A unique aspect of studying prothrombinase under flow is that it permits the detection of both αIIa and mIIa because a fraction of the intermediate mIIa is removed from the capillary and prevented from fully reacting. The observed ratio of mIIa/αIIa is similar to that previously reported (6). The presence of the large proportion of mIIa in the reaction effluent is consistent with closed system evidence that the reaction proceeds via a two-step mechanism in which the zymogen FII is first converted, by cleavage at Arg³²³, to the active intermediate mIIa before being released from a first prothrombinase encounter site to seek out a second catalytic site where it is fully converted to αIIa (14).

The failure to convert all of the reacting FII to αIIa that was observed under flow effectively alters the procoagulant properties of this system. mIIa has been previously identified as an intermediate of FII activation in whole blood (49), and although it exhibits similar enzymatic activity as αIIa toward small molecule substrates, there are several important differences in substrate preference with physiologic significance. mIIa has greatly reduced activity toward platelets and fibrinogen relative to αIIa, and thus is comprised in its procoagulant function.
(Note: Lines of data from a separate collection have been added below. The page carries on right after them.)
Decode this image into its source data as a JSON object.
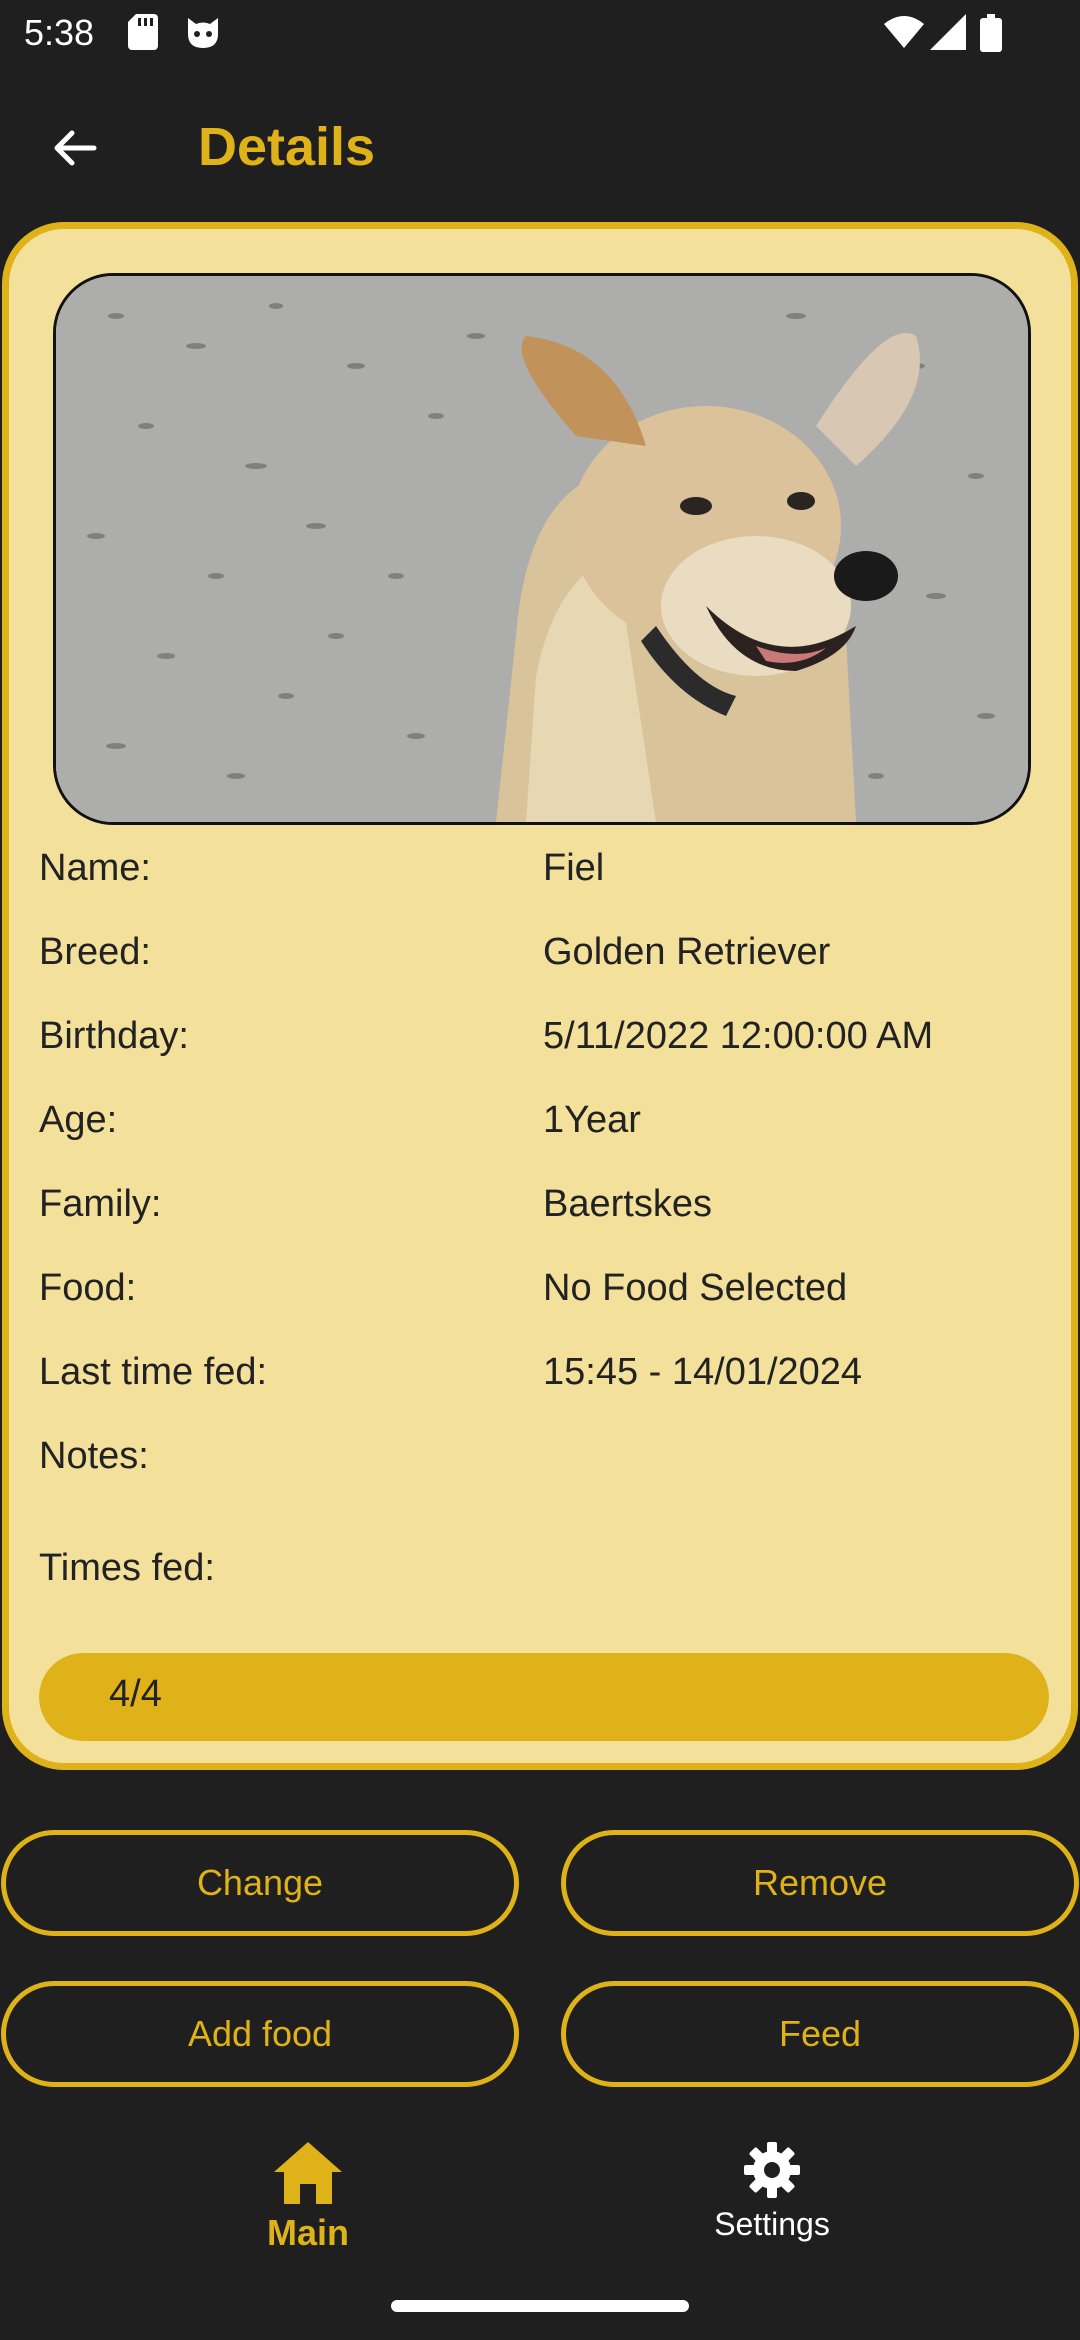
{
  "status_bar": {
    "time": "5:38",
    "icons": [
      "sd-card-icon",
      "cat-notification-icon",
      "wifi-icon",
      "signal-icon",
      "battery-icon"
    ]
  },
  "header": {
    "title": "Details",
    "back_icon": "arrow-back-icon"
  },
  "pet": {
    "photo": "golden-retriever-photo",
    "fields": [
      {
        "label": "Name:",
        "value": "Fiel"
      },
      {
        "label": "Breed:",
        "value": "Golden Retriever"
      },
      {
        "label": "Birthday:",
        "value": "5/11/2022 12:00:00 AM"
      },
      {
        "label": "Age:",
        "value": "1Year"
      },
      {
        "label": "Family:",
        "value": "Baertskes"
      },
      {
        "label": "Food:",
        "value": "No Food Selected"
      },
      {
        "label": "Last time fed:",
        "value": "15:45 - 14/01/2024"
      },
      {
        "label": "Notes:",
        "value": ""
      }
    ],
    "times_fed_label": "Times fed:",
    "times_fed_text": "4/4",
    "times_fed_fraction": 1.0
  },
  "actions": {
    "change": "Change",
    "remove": "Remove",
    "add_food": "Add food",
    "feed": "Feed"
  },
  "bottom_nav": {
    "items": [
      {
        "label": "Main",
        "icon": "home-icon",
        "active": true
      },
      {
        "label": "Settings",
        "icon": "gear-icon",
        "active": false
      }
    ]
  },
  "colors": {
    "accent": "#deb218",
    "card_background": "#f3e09b",
    "background": "#1f1f1f"
  }
}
In addition, when the two thrombin species are compared in complex with thrombomodulin (TM), the mIIa-TM complex is relatively inefficient in activating thrombin-activatable fibrinolysis inhibitor which functions to help stabilize the fibrin clot, while the mIIa-TM complex maintains its ability to activate protein C leading to the inactivation of FVa (34,36). Thus, αIIa serves primarily a procoagulant function, while mIIa serves an anticoagulant function (Table 2). The large proportion of mIIa predicted by this model can be swept downstream of the catalytic region where it may serve to minimize thrombus formation in addition to the accumulation of poorly reactive des F1 species.